How to query for leaf nodes in a hierarchy using a closure table

selectsqlite

I have some hierarchical data (representing musical instruments and playing techniques), where each leaf in the hierarchy is an audio file.

The nesting depth of leaf nodes will vary because some playing techniques will have sub-articulations.

Example paths to leaf nodes could be

/philharmonia/trumpet/mute/muted_trumpet1.wav
/philharmonia/trumpet/legato/attack/legato_trumpet1.wav
/ircam/violin/pizz/violin_pizz1.wav

I have the data stored using a master table and closure table:

sqlite> PRAGMA table_info(as_node);  
0|id|INTEGER|0||1  
1|name|TEXT(1024)|1||0  
2|file|INTEGER|0||0  
3|parent|INTEGER|0||0  

sqlite> PRAGMA table_info(as_node_closure);  
0|id|INTEGER|0||1  
1|ancestor|INTEGER|0||0  
2|descendant|INTEGER|0||0  
3|depth|INTEGER|0||0  

How can I query the database to select all leaf nodes where an ancestor node matches a given string at given nesting level?

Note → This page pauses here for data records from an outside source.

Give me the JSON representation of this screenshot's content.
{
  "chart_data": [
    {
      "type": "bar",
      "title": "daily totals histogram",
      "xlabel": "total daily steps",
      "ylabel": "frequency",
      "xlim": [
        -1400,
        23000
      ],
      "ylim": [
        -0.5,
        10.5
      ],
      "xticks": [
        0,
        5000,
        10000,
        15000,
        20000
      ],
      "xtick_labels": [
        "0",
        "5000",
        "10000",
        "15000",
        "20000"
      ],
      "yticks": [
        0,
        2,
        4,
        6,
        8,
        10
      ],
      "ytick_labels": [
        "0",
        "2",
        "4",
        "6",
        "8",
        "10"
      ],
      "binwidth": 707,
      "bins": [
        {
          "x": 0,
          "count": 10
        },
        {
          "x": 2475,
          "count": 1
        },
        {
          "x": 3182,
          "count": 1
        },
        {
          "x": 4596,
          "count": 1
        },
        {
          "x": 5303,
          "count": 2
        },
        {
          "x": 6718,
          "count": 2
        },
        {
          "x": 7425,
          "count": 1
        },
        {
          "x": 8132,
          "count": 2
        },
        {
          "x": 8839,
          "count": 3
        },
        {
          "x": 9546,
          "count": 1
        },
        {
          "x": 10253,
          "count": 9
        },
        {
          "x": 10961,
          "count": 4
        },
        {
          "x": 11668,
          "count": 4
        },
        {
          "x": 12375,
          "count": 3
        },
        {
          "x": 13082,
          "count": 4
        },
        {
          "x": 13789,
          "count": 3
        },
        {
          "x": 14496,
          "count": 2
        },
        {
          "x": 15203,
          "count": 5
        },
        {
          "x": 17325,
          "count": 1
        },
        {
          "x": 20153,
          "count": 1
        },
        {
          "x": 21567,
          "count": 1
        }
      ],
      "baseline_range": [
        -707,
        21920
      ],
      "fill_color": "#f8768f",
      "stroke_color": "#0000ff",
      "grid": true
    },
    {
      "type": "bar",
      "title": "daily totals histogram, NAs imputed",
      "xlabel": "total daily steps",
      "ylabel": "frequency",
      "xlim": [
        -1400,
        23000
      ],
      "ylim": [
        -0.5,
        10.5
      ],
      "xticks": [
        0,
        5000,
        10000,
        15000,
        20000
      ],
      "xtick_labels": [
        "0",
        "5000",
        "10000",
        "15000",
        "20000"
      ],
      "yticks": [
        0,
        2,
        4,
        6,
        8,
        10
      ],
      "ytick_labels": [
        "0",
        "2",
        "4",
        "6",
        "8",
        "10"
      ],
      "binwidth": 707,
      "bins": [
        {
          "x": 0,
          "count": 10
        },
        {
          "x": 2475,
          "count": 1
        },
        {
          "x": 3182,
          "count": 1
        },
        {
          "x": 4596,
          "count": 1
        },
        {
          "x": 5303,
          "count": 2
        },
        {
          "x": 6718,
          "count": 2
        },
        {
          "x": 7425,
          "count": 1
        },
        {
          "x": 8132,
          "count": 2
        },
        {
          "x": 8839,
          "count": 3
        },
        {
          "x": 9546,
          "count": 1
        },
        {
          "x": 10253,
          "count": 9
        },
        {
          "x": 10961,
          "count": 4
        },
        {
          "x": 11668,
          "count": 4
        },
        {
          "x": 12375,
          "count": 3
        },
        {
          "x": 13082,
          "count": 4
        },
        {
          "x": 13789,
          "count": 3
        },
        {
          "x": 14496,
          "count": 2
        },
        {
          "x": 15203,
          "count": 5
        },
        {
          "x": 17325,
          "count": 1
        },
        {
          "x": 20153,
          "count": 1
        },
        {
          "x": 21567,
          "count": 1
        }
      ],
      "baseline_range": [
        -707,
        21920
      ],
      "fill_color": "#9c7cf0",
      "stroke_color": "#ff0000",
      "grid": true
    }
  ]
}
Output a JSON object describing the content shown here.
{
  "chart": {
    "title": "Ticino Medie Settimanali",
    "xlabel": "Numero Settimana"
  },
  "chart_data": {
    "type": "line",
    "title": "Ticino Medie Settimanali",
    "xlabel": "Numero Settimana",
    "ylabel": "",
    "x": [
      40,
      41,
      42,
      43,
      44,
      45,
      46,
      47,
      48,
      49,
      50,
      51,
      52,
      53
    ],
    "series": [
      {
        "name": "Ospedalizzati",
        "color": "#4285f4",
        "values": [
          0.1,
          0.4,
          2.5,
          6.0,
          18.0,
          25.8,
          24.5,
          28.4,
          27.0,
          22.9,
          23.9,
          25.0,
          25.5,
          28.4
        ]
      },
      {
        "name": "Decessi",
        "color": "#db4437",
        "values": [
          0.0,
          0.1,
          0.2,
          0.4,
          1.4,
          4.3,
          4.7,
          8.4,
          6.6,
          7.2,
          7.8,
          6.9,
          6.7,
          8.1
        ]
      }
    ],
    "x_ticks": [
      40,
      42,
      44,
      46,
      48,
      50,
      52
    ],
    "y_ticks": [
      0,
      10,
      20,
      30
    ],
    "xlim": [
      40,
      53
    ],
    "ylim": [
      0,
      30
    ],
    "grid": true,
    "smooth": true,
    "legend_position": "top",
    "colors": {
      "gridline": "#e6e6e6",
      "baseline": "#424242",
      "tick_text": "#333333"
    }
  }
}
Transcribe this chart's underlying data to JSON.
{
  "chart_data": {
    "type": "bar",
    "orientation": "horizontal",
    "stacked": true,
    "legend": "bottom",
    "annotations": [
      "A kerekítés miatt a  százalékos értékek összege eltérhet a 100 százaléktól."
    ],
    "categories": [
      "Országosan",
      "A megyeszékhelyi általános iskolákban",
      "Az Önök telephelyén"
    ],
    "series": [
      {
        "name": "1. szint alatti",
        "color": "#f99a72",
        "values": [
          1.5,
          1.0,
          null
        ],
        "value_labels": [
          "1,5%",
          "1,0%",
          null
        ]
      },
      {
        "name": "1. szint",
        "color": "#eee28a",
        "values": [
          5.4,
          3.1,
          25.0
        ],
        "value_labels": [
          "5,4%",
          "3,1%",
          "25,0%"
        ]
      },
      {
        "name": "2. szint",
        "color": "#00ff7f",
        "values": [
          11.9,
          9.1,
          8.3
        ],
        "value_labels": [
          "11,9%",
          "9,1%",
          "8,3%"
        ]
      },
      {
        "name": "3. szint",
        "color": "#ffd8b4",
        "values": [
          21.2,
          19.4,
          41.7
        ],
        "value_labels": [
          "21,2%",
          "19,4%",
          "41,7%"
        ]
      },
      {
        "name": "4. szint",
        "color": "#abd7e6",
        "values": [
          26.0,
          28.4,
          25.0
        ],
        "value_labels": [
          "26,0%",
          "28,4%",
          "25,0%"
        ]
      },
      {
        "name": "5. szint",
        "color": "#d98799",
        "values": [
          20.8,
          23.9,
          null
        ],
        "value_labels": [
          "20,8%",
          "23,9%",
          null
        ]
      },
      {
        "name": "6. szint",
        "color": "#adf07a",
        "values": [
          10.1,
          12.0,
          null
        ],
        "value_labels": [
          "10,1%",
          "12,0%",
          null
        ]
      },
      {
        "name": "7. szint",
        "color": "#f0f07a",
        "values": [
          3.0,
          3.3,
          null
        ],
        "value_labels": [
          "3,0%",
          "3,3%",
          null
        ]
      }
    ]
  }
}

For example in plain English: "give me all leaf nodes where ancestor node is 'trumpet' at a nesting level of 2"

With the above data, this should return muted_trumpet1.wav and legato_trumpet1.wav.

UPDATE 1

Some example data:

sqlite> select * from as_node
1|BrassP||
2|4Horns||1
3|FT||2
4|DYN_02||3
5|RR_01||4
6|Mic_CL||5
7|4H_CL_DYN2_FT_01.wav|1|6
8|Mic_FM||5
9|4H_FM_DYN2_FT_01.wav|2|8
10|Mic_RM||5
11|4H_RM_DYN2_FT_01.wav|3|10
12|Mic_SUR||5
13|4H_SURR_DYN2_FT_01.wav|4|12
14|DYN_03||3
15|RR_01||14
16|Mic_CL||15
17|4H_CL_DYN3_FT_01.wav|5|16
...

sqlite> select * from as_node_closure limit 10;
1|1|1|0
2|1|2|1
3|2|2|0
4|1|3|2
5|2|3|1
6|3|3|0
7|1|4|3
8|2|4|2
9|3|4|1
10|4|4|0

UPDATE 2:

This gives me pretty much what I want, but I'm sure it it's not the right way:


SELECT name from as_node WHERE id IN (SELECT descendant FROM as_node_closure WHERE ancestor IN (SELECT id FROM as_node WHERE name = "trumpet") AND descendant IN (SELECT id FROM as_node WHERE name LIKE "%.wav"));

This uses the inner SELECT to get all of the leaf nodes and return only descendants in that list.

Best Answer

I think this is what you want (edited):

-- ml : short name for middle-to-leaf connection
-- rm : short name for root-to-middle connection

SELECT                                     -- show me 
    leaf.*                                 -- all
FROM 
    as_node AS leaf                        -- leaf nodes
  JOIN as_node_closure AS ml               -- which have an ancestor
    ON  ml.descendant = leaf.id            -- 
  JOIN as_node AS middle                   -- (let's call it middle)
    ON  ml.ancestor = middle.id            -- 
    AND middle.name = 'trumpet'            -- with the name 'trumpet'
  JOIN as_node_closure AS rm               -- and this middle
    ON  rm.descendant = ml.ancestor        -- has another ancestor
  JOIN as_node AS root                     -- (which we call root)
    ON  rm.ancestor = root.id              -- which is indeed a root node
    AND root.parent IS NULL                -- as it has no parent
WHERE                                      -- and the distance from root to middle
      rm.depth = 2                         -- is 2 (so middle's absolute level is 2)
  AND leaf.name LIKE '%.wav'
  AND NOT EXISTS                           -- and also the leaf is indeed a leaf node
      ( SELECT *                           -- as it has no children
        FROM as_node AS extra
        WHERE extra.parent = leaf.id
      ) ;

Test at SQL-Fiddle (where 'FT' is used instead of 'trumpet', to match your data.)